Differential D47144

nscd step2
AcceptedPublic
Actions

Authored by david_crossfamilyweb.com on Wed, Oct 16, 2:06 AM.

Details

Reviewers

markj

Summary

Fixes for 2 nscd interaction issues:

if we cannot open the connection to the cache server, that is UNAVAILABLE, not NOT_FOUND
when doing a "mp" read (multipart) the nscd server returns -1 on end of stream (and only then). we then pull that in to our local error code where it overlaps with existing -1 error status and we lose the ability to disambiguate a -1 from the remote end indicating end of stream and an error in our code. Fix here is to invert errors from the remote side and use that to determine end of stream. Also fix the return code. if res==0 then it is success, unless we cannot unmarshal, then return that code as is. if res==1 then it is end of stream (and NOFOUND), otherwise it is a system failure (and UNAVAIL).

Note this is the _mp_ cache reader only

Diff Detail

Repository

rG FreeBSD src repository

Lint

Lint Skipped

Unit

Tests Skipped

Event Timeline

david_crossfamilyweb.com created this revision.Wed, Oct 16, 2:06 AM

Herald added a subscriber: imp. · View Herald TranscriptWed, Oct 16, 2:06 AM

david_crossfamilyweb.com requested review of this revision.Wed, Oct 16, 2:06 AM

markj added inline comments.Thu, Oct 17, 2:08 PM

lib/libc/net/nscachedcli.c
541	But doesn't this break the realloc loop which calls __cached_mp_read() and expects -2 to mean, "please give me a larger buffer"? I would suggest keeping nscd's error codes, and making -3 the default error code for this function.

david_crossfamilyweb.com added inline comments.Thu, Oct 17, 5:48 PM

lib/libc/net/nscachedcli.c
541	It doesn't. nscd never returns a -2; -2 is used privately within both nscd and libc for the reallocation routines, but when it comes to the protocol nscd always returns the entire data to the socket (ok, this isn't true, there is a bug in nscd where it cannot return elements over 4k, I am working to fix that now, but it is independent of this); or -1 indicating 'end of stream' The -2 for the sizing is later in this function (at line 549-553), but that is internal to this.

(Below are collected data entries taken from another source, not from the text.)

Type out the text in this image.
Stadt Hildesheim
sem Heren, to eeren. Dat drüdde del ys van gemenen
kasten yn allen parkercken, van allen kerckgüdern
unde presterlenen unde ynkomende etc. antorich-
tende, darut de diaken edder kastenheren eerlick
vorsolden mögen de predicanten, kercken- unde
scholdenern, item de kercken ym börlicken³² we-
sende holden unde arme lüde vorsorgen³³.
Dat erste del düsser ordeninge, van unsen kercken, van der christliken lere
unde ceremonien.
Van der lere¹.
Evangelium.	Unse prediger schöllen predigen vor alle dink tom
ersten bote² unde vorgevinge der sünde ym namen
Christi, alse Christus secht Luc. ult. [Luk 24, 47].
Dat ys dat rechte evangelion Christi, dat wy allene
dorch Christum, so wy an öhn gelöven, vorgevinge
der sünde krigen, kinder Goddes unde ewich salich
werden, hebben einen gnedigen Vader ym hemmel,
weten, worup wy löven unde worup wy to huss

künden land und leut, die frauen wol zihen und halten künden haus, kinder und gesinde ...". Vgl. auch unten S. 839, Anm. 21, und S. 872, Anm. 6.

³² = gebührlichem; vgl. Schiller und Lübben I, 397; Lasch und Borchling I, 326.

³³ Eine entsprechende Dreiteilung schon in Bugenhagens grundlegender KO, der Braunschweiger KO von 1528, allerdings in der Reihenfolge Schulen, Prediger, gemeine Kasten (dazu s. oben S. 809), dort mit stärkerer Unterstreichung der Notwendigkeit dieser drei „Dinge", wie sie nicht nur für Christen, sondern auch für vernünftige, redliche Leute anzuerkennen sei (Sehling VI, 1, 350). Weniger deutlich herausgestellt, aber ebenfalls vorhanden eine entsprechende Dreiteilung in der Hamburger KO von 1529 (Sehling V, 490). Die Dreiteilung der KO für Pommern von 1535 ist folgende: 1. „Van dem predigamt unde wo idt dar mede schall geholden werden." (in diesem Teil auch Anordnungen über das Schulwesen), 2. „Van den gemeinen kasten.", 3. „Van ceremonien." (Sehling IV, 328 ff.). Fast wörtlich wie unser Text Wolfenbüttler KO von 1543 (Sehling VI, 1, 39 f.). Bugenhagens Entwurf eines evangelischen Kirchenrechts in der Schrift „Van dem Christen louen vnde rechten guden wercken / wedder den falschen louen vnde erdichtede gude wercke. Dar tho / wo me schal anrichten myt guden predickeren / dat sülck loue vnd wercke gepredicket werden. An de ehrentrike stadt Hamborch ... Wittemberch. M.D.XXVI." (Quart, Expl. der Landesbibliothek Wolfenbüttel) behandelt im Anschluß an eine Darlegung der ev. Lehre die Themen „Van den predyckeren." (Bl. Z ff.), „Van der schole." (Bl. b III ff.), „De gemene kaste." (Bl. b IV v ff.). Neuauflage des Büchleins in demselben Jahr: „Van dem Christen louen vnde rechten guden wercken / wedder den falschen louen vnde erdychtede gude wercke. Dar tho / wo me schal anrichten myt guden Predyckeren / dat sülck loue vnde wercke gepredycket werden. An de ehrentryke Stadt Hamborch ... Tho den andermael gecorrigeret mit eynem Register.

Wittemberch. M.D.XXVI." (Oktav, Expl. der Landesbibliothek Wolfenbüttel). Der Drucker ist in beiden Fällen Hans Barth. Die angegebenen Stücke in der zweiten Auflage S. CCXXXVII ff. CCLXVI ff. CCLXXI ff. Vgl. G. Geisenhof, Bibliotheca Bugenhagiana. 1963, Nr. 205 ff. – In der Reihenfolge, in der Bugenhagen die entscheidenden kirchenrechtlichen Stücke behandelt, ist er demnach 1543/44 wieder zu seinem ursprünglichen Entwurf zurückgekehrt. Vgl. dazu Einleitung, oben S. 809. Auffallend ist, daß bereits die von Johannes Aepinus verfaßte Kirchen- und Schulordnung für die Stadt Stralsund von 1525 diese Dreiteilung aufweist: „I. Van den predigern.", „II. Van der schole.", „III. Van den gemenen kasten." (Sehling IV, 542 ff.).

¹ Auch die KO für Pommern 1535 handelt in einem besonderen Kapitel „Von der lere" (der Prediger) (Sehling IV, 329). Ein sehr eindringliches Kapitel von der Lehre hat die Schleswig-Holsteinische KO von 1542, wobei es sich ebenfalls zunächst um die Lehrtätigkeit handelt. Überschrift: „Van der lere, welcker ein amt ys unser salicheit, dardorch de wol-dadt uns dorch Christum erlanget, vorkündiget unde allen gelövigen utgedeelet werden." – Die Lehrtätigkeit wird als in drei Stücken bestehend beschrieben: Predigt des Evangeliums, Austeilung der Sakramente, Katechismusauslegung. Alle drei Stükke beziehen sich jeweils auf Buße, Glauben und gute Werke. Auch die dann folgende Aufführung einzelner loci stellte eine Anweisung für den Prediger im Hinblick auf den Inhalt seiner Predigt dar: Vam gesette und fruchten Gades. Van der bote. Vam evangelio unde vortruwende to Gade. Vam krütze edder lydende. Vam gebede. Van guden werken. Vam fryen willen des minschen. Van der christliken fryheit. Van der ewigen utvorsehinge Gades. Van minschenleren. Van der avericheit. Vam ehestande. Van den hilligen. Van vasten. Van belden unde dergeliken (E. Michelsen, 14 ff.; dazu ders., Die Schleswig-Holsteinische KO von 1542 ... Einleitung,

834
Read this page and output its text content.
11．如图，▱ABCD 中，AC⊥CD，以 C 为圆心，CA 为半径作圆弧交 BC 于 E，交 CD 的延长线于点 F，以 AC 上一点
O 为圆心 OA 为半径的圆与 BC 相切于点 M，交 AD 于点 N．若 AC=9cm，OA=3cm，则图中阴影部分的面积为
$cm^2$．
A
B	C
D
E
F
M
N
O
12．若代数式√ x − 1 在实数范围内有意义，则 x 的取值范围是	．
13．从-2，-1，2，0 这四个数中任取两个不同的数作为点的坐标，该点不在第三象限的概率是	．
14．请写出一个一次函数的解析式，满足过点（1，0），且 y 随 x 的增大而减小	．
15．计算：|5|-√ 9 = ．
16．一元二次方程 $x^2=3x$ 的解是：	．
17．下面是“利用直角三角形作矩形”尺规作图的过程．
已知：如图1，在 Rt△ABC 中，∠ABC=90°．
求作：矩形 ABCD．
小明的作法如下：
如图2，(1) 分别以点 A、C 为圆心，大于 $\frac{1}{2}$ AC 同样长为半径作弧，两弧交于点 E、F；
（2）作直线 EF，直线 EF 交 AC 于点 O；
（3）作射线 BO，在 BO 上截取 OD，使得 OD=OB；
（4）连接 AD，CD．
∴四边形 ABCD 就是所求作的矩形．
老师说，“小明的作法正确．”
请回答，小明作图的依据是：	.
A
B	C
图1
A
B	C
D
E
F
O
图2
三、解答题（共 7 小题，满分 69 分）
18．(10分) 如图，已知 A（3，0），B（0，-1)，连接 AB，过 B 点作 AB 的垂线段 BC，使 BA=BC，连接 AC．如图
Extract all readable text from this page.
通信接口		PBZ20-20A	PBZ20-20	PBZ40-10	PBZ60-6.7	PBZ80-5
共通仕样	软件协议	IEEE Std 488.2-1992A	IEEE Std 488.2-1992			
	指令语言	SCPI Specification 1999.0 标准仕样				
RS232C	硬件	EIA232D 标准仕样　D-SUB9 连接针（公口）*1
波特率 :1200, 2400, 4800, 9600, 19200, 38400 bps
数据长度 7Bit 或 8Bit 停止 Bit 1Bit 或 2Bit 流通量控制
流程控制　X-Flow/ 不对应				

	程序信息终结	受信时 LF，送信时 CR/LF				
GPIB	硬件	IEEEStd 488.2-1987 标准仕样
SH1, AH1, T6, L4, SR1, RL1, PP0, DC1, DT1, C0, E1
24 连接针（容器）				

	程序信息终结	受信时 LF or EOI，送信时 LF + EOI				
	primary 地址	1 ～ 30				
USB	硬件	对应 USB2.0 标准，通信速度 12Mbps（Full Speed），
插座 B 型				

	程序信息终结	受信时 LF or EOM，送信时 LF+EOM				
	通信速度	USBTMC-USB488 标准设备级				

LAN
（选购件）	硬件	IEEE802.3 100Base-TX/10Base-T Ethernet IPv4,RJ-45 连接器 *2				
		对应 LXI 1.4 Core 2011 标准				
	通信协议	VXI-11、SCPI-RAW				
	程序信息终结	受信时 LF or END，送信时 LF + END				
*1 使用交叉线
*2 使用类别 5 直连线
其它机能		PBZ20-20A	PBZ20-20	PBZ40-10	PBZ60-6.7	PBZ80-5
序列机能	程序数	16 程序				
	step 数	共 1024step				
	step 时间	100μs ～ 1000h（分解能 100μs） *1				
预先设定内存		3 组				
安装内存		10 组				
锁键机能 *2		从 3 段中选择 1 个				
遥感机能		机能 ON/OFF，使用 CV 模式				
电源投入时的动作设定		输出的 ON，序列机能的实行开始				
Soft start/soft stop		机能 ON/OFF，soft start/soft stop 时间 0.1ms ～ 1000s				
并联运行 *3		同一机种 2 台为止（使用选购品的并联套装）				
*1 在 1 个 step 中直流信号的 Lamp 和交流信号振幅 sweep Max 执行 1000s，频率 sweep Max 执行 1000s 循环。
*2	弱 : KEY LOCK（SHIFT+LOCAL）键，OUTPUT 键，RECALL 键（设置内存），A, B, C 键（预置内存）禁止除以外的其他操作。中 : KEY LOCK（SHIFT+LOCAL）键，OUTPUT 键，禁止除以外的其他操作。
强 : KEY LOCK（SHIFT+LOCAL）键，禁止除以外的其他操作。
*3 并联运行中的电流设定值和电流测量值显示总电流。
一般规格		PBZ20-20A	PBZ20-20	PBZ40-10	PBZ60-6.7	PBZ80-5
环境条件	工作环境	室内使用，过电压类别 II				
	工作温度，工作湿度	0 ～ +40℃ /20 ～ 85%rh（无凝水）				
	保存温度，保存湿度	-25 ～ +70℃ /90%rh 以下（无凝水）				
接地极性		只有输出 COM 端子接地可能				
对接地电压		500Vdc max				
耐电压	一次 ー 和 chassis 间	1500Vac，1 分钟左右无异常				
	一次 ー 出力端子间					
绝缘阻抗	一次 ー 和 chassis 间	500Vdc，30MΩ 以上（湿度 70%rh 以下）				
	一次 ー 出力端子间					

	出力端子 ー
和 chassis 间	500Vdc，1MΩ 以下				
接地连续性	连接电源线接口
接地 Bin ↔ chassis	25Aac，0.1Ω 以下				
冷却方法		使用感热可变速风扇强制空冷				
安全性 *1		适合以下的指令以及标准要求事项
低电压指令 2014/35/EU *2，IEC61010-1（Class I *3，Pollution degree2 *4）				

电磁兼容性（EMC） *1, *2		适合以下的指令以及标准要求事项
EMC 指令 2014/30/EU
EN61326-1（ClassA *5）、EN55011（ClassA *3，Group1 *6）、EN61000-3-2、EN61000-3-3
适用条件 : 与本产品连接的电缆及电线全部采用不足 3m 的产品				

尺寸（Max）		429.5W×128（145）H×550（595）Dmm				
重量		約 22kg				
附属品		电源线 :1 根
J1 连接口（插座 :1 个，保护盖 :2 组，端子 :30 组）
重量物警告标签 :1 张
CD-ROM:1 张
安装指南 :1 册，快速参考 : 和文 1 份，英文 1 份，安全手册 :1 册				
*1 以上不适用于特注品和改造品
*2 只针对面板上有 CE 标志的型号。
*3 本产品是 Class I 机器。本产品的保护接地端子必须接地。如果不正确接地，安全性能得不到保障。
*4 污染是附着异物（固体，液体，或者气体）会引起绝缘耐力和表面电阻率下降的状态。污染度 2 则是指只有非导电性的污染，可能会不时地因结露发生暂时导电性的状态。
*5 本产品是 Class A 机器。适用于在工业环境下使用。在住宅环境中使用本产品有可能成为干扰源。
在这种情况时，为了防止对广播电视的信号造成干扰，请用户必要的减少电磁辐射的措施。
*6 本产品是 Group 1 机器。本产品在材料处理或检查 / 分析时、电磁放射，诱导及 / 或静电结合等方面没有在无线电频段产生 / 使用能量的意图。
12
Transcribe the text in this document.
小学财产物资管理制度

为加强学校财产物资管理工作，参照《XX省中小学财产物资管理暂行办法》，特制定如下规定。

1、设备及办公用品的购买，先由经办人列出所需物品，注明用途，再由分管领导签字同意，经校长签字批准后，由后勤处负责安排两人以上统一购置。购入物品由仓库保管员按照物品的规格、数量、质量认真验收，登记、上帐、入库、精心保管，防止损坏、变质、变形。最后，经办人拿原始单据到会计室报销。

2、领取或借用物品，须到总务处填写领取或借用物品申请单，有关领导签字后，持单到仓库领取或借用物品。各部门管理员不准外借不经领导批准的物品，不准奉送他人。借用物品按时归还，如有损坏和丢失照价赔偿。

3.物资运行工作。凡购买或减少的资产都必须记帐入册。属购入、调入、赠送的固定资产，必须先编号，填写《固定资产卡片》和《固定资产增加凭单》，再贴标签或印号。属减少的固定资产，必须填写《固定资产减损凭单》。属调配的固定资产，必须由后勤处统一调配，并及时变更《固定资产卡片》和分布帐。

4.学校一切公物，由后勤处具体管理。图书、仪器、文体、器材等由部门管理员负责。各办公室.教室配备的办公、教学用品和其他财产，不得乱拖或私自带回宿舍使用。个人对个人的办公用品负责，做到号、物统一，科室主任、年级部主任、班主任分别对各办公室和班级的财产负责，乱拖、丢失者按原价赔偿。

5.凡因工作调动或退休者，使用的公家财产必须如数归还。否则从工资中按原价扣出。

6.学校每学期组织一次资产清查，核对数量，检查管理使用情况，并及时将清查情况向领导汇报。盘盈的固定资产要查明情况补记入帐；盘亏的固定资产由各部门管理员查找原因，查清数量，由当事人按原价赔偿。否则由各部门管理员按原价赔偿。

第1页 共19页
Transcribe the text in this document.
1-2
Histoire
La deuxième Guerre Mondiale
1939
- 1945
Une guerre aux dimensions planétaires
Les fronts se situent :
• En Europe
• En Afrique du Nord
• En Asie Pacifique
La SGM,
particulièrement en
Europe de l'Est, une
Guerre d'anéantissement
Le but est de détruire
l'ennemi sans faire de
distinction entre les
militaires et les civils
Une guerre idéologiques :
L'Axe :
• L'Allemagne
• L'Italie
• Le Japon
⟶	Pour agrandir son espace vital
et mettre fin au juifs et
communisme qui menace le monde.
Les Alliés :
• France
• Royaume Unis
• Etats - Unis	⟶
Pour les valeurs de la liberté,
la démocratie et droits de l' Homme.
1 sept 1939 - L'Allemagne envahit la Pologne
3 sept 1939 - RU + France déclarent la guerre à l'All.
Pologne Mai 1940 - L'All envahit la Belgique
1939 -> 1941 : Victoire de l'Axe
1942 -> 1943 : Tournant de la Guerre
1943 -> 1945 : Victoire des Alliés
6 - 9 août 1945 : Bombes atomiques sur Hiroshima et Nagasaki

I debated doing this in nscd but now you are mixing state machines across 2 different applications,and -2 is an internal state. It seems cleaner to have the protocol state be its own state machine, separate from the state machines in libc and nscd and have the shims manage the translation.. For example mixing these you'd then have to 'know' that you cannot send -2 because it will mess up the other side in really weird ways, and/or the receiving side would need to also guard against protecting its internal state machine

markj accepted this revision.Thu, Oct 17, 6:17 PM

markj added inline comments.

lib/libc/net/nscachedcli.c
541	My comment was based on a reading of nscd's on_mp_read_session_read_request_process(), which I believe is where the error code is generated. It first calls cache_mp_read(), which returns -1 if current_item == NULL, which I believe is the "end of stream case", and -2 if the data size is too small for the current item. That error code is written to the connection in on_mp_read_session_read_response_write1(), so I believe it may be returned here. Oh, hmm now, I see, on_mp_read_session_read_request_process() will always allocate enough data for the second call to cache_mp_read(). So -2 can indeed appear "on the wire", but only due to an internal error. I would suggest adding an assert for this case.

This revision is now accepted and ready to land.Thu, Oct 17, 6:17 PM

We shouldn't need it. The only consumer of this function is __ns_mp_cache_read in nscache.clli.
Line 296 we loop until res != -2 (which is an internal state). so when we leave that loop we know we're in some kind of terminal protocol state.

If that is '0' we're success, finalize the result and send it.

If we're NOT 0 then we're some kind of 'other' state. in which case we unconditionally close the stream, kill the read state, and then return NOT_FOUND on the specific end of stream indicator an UNAVAILABLE in all other cases.

I prefer this handling over an assert since it indicates protocol failue that is recoverable vs. SIGABORT the process on NSCD screwing up.

(This is one reason I like keeping protocol and processing states separate, it leads to natural outcomes like this, it wasn't a situation I anticipated, and now that you mention the error in nscd, I definitely want to fix that)

One thing I might want to do is make sure that the returned error code cannot be positive; since IF nscd were to return a positive 2, then it tricks the system into thinking it is the allocation error.